Nah dalam kasus Waskita. Saya sendiri bingung. Ilmu management apa yang mereka jadikan referensi. Karena tahun 2022 mereka lakukan restrukturisasi utang dan dirut yang jadi tersangka sekarang justru dipilih lagi untuk periode kedua pada februari 2023. Ada dua putaran restruktur . Satu putaran untuk restruktur utang Bank sejak tahun 2022 dan satu lagi utang obligasi yang masih menanti hasil restruktur putaran pertama. Kenapa baru tahu ada perbedaan data akuntasi SCF dengan fakta?. Sehingga terindiikasi fraud. Kalau memang Meneg BUMN engga pernah lakukan audit forensik. Ya fraud itu dilakukan dengan sepengetahuan Kantor Meneg BUMN dan dewan komisaris. Restruktur dilakukan dengan tujuan menutupi tindakan kriminal. Saya berharap kalau jaksa agung tangkap dirut Waskita, ayolah KPK mulai sidik pejabat meneg BUMN dan komisaris. Ini bukan kejahatan biasa.
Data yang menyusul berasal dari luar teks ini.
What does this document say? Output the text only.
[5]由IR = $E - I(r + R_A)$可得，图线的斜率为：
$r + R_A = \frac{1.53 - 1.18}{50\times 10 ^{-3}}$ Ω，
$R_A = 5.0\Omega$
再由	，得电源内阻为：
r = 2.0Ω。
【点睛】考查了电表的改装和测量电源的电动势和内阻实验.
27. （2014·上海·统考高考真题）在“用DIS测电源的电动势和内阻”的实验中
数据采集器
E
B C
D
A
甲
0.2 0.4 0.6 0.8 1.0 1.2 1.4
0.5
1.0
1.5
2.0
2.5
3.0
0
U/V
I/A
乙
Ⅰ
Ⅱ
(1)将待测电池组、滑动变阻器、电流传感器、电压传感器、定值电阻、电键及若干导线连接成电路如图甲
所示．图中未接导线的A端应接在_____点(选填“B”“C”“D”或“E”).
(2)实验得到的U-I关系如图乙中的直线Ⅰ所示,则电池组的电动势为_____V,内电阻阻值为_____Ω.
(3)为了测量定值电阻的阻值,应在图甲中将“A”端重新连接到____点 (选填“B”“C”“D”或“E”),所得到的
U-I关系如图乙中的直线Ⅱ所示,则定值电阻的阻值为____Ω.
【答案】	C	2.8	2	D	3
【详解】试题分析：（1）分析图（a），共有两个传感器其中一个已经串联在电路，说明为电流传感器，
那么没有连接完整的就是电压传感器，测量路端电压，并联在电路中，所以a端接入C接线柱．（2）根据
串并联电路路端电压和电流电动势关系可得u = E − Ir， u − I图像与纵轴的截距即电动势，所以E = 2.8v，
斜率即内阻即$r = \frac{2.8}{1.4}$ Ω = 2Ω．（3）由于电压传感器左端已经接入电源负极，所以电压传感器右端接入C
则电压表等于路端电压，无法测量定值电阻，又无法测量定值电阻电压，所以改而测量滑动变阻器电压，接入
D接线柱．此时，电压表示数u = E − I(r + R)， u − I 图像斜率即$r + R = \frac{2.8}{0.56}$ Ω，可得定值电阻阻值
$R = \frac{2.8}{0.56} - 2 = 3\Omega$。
Apalagi jumlah transaksinya massive. Udah kejahatan sistematis. Saya engga yakin kerugian negara hanya Rp. 2,8 triliun. Bisa saja lebih. 


Meneg BUMN selama ini terkesan menyelesaikan masalah tapi sebenarnya menggeser masalah ke jangka panjang dan itu kelak akan lebih besar masalahnya. Restrutktur utang pada akhirnya yang dikorbankan Bank BUMN juga. Contoh kasus GA. Itu memaksa bank BUMN menerima skema long-term payables (LTP). Melalui skema ini tenor jadi 22 tahun dan bunga 0,1%. Tidak ada cicilan tapi bullet repayament atau bayar saat jatuh tempo. Itu kalau dihitung angka PV/FV, sama aja engga bayar. Karena saat jatuh tempo udah nol nilainya. Dan biasanya setelah proses restrukturisasi juga dilakukan penyetoran modal negara  (PMN) lewat APBN. Apapun solusi ujungnya uang APBN dibancakin.


Yang jadi masalah adalah kebiasaan BUMN melakukan window dressing lewat pemberian deviden yang besar kepada negara. Bagi Meneg BUMN ini pencitraan kepada publik bahwa ditangannya BUMN untung besar. Padahal bukan rahasia umum kalau menjelang akhir tahun banyak direksi BUMN sibuk cari utangan untuk bayar deviden kepada negara. Bagi mereka setoran laba tinggi akan memudahkan leverage aset lewat utang dan PMN. Jadi sudah seperti menegement ponzi. Seperti kasus pembangunan IKN. Semua menteri gembar gemborkan banyaknya investor mau terlibat. Ternyata setelah dana APBN keluar lewat proyek infrastruktur IKN, sampai kini belum ada investor swasta dan asing mau terlibat. Entahlah, mau dibawa kemana negeri ini. Padahal mereka semua well educated dan digaji mahal.